Confidence Interval Mistakes and Misunderstandings—Suppose that 500 randomly selected recent graduates of a university were asked to rate the school’s academic advising services on a scale from 1 to 10. The sample mean rating was found to be 8.6. Assume that the population standard deviation is known to be 2.2

A.) Someone computes the 95% confidence interval for the average satisfaction score as 8.6 ± 1.96(2.2). What is the mistake of this student?

B.) After correcting the mistake in part (A), the student states "I am 95% confident that the sample mean rating falls between 8.4 and 8.8." What is wrong with this statement?

C.) The student quickly realizes the mistake made in part (B) and now says "The probability that the true mean rating is between 8.4 and 8.8 is 95%." What misinterpretation is the student making now?

D.) Finally, to defend the use of the Normal distribution to calculate the confidence interval the student says, "Because the sample size is quite large, the population of alumni ratings will be approximately Normal." Correct this misunderstanding.

Answer 1

The correct 95% confidence interval is (8.4, 8.8).

Explanation:

The information provided is:

`n=500\\\bar x=8.6\\\sigma=2.2`

(a)

The (1 - α)% confidence interval for population mean (μ) is:

`CI=\bar x\pm z_(\alpha/2)* (\sigma)/(√(n))`

The 95% confidence interval for the average satisfaction score is computed as:

8.6 ± 1.96 (2.2)

This confidence interval is incorrect.

Because the critical value is multiplied directly by the standard deviation.

The correct interval is:

`8.6\pm 1.96 ((2.2)/(√(500)))=8.6\pm 0.20=(8.4,\ 8.6)`

(b)

The (1 - α)% confidence interval for the parameter implies that there is (1 - α)% confidence or certainty that the true parameter value is contained in the interval.
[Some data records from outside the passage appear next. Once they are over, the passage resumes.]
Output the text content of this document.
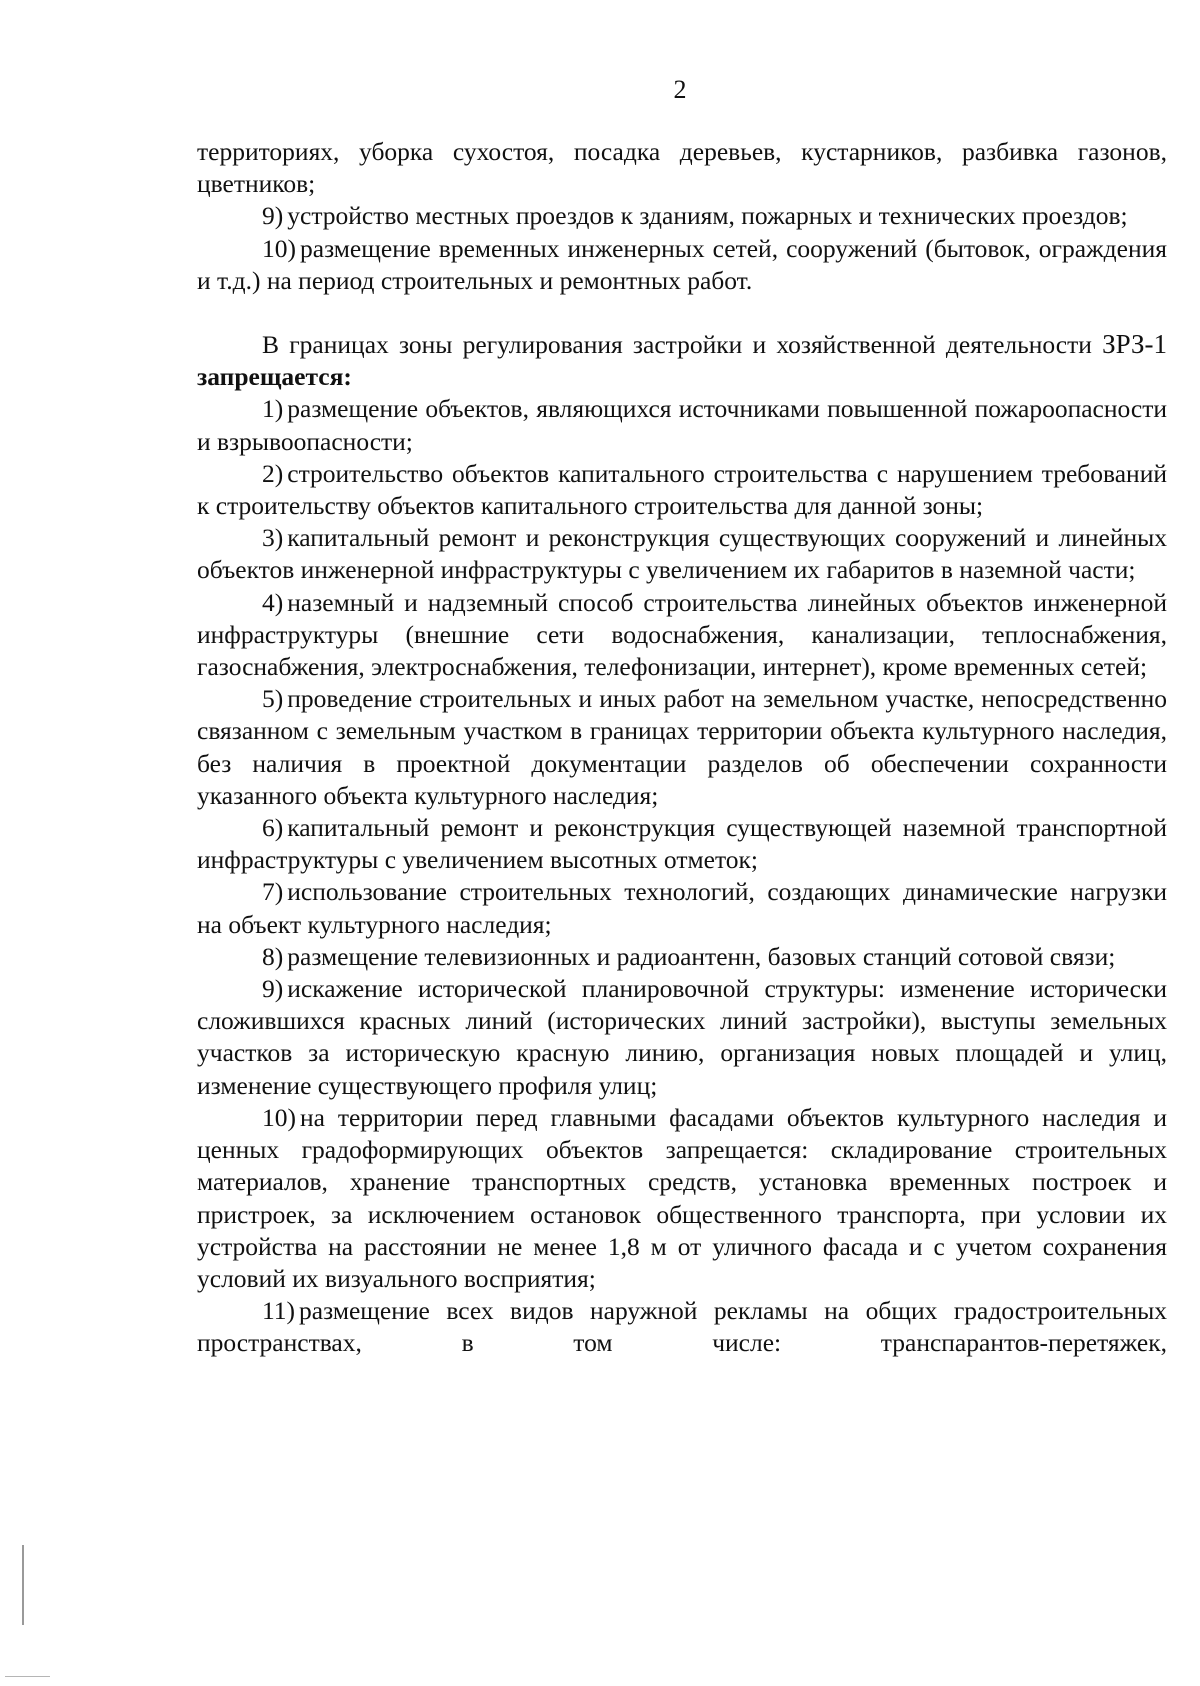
2

территориях, уборка сухостоя, посадка деревьев, кустарников, разбивка газонов, цветников;

9) устройство местных проездов к зданиям, пожарных и технических проездов;

10) размещение временных инженерных сетей, сооружений (бытовок, ограждения и т.д.) на период строительных и ремонтных работ.

В границах зоны регулирования застройки и хозяйственной деятельности ЗРЗ-1 запрещается:

1) размещение объектов, являющихся источниками повышенной пожароопасности и взрывоопасности;

2) строительство объектов капитального строительства с нарушением требований к строительству объектов капитального строительства для данной зоны;

3) капитальный ремонт и реконструкция существующих сооружений и линейных объектов инженерной инфраструктуры с увеличением их габаритов в наземной части;

4) наземный и надземный способ строительства линейных объектов инженерной инфраструктуры (внешние сети водоснабжения, канализации, теплоснабжения, газоснабжения, электроснабжения, телефонизации, интернет), кроме временных сетей;

5) проведение строительных и иных работ на земельном участке, непосредственно связанном с земельным участком в границах территории объекта культурного наследия, без наличия в проектной документации разделов об обеспечении сохранности указанного объекта культурного наследия;

6) капитальный ремонт и реконструкция существующей наземной транспортной инфраструктуры с увеличением высотных отметок;

7) использование строительных технологий, создающих динамические нагрузки на объект культурного наследия;

8) размещение телевизионных и радиоантенн, базовых станций сотовой связи;

9) искажение исторической планировочной структуры: изменение исторически сложившихся красных линий (исторических линий застройки), выступы земельных участков за историческую красную линию, организация новых площадей и улиц, изменение существующего профиля улиц;

10) на территории перед главными фасадами объектов культурного наследия и ценных градоформирующих объектов запрещается: складирование строительных материалов, хранение транспортных средств, установка временных построек и пристроек, за исключением остановок общественного транспорта, при условии их устройства на расстоянии не менее 1,8 м от уличного фасада и с учетом сохранения условий их визуального восприятия;

11) размещение всех видов наружной рекламы на общих градостроительных пространствах, в том числе: транспарантов-перетяжек,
The 95% confidence interval for the mean rating, (8.4, 8.8) implies that the true there is a 95% confidence that the true parameter value is contained in this interval.

The mistake is that the student concluded that the sample mean is contained in between the interval. This is incorrect because the population is predicted to be contained in the interval.

(c)

The (1 - α)% confidence interval for population parameter implies that there is a (1 - α) probability that the true value of the parameter is included in the interval.

The 95% confidence interval for the mean rating, (8.4, 8.8) implies that the true mean satisfaction score is contained between 8.4 and 8.8 with probability 0.95 or 95%.

Thus, the students is not making any misinterpretation.

(d)

According to the Central Limit Theorem if we have a population with mean μ and standard deviation σ and we take appropriately huge random samples (n ≥ 30) from the population with replacement, then the distribution of the sample mean will be approximately normally distributed.

In this case the sample size is,

n = 500 > 30

Thus, a Normal distribution can be applied to approximate the distribution of the alumni ratings.